In Australia, employment rose by 42,000 jobs in May which was above expectations. The unemployment rate fell from 5.7% to 5.5%, which was the lowest rate since February 2013. The employment report also showed a pick-up in full time jobs and hours worked, both of which have been soft in recent months. Despite the rise in the number of people employed and recovery in the total number of hours worked, the level of underemployment – those people working but who want more hours – has remained elevated and this is keeping wages growth at very low levels.
Economic data was relatively good in June with no major surprises which meant that investors were mainly focused on speeches by central bankers and on political developments in the United States and United Kingdom.
In the US, as expected the US Federal Reserve lifted interest rates for the second time this year. Speeches by various Fed officials suggest that notwithstanding core annual inflation which was just 1.4% in May, and well below the Fed’s 2.0% per annum target, they believe that the recent softness is transitory.

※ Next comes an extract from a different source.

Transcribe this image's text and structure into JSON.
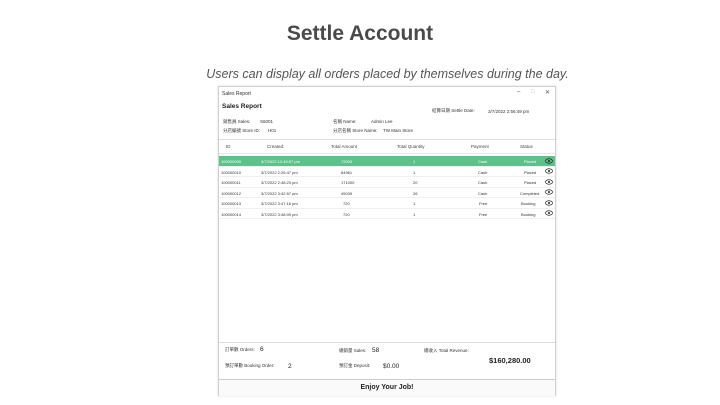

In Europe, survey-based measures of activity have remained strong, with indicators such as consumer confidence rising to fresh 16-year highs and Germany’s IFO business climate index making a new post-financial crisis high. At a recent conference in Portugal, European Central Bank President Mario Draghi said all the signs now point to a strengthening and broadening recovery in the Euro area which was interpreted by investors as a signal that the ECB could soon flag its intention to begin withdrawing ultra-easy monetary policy conditions.
China’s activity indicators were more or less in line with recent trends showing factory output and retail sales growing at a steady pace in May but fixed asset investment slowing, reinforcing views that the economy may be losing some momentum as lending costs rise and the property market cools.
In Japan, core inflation was 0.4% year on year in May which was the fifth straight month of price rises but still well below the Bank of Japan’s ambitious 2% per annum target.